I guess it's worth thinking about. The only issue would be that it's not possible to call mongoc_cleanup()
reliably from Lua.
It's indeed possible to call some sort of a "library destructor", but it would be incorrect to make a call to mongoc_cleanup()
in it because there's no guarantee that some other Lua instance (or even a totally unrelated instance) in a separate thread is not using Mongo C Driver. To the contrary, multiple calls to mongoc_init()
are perfectly fine.
Without a call to mongoc_cleanup()
, a process will be left with some sort of a worker thread running in the background. Tools like Valgrind will show leaks for such a process at the very least. There may be other minor side effects I guess.
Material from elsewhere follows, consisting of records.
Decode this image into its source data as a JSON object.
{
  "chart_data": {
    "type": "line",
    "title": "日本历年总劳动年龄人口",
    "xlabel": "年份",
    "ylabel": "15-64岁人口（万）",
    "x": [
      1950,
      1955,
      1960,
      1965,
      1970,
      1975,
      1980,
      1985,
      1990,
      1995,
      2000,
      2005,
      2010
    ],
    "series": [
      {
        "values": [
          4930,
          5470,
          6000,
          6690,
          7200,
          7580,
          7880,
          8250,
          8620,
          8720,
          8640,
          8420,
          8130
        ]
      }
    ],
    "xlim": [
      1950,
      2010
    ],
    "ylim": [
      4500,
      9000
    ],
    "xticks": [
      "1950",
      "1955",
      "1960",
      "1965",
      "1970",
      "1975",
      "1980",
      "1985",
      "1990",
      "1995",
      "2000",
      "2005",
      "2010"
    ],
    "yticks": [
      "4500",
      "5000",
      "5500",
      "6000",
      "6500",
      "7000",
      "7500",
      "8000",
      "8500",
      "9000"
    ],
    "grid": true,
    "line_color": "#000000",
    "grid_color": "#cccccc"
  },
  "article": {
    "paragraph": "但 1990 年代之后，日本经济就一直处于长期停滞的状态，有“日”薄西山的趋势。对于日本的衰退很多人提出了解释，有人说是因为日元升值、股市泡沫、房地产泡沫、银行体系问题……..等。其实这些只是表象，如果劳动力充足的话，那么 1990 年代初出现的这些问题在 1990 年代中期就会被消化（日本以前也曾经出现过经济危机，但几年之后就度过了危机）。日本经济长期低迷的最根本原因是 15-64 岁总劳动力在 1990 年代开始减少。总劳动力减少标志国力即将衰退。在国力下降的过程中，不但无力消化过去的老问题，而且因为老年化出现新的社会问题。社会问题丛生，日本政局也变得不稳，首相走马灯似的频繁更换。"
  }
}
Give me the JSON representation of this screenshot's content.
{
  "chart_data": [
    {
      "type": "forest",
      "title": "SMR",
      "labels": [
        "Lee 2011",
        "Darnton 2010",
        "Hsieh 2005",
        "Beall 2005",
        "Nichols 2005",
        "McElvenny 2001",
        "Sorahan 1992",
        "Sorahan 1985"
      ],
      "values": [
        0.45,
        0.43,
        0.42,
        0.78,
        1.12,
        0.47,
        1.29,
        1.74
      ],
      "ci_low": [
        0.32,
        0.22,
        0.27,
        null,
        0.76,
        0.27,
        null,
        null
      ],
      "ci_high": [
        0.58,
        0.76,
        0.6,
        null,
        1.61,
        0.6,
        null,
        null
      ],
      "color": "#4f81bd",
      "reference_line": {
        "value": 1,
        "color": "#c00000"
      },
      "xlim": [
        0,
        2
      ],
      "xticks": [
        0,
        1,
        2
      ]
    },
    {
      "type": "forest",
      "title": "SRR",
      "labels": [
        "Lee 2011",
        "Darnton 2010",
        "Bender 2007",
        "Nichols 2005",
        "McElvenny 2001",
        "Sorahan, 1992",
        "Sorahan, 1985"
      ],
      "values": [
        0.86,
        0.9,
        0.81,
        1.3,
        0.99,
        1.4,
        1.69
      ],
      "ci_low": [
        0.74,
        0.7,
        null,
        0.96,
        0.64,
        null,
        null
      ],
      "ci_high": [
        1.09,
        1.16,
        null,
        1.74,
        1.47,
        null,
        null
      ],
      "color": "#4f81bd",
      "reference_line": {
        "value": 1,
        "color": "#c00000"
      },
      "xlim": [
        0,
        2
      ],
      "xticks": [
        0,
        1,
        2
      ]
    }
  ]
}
Thanks for your reply. I would like to use client_pool in a nginx luajit module. Currently, mongoc_cleanup() is not implemented, but the resource should be released when the worker thread exist. And so that client_pool should be released when worker exist, right?
It seem not a problem when using nginx luajit VM, am I correct?
I assume you're talking about OpenResty.
First of all, there's not much sense in using Mongo C Driver (and lua-mongo as a result) in Nginx for one simple reason - it does not have an asynchronous API which means it will block a worker process on each I/O operation. In other words, the absence of an async API defies the whole purpose of Nginx's asynchronous I/O engine.
Not calling mongo_cleanup()
doesn't seem to cause any real problems for most cases except when debugging is needed.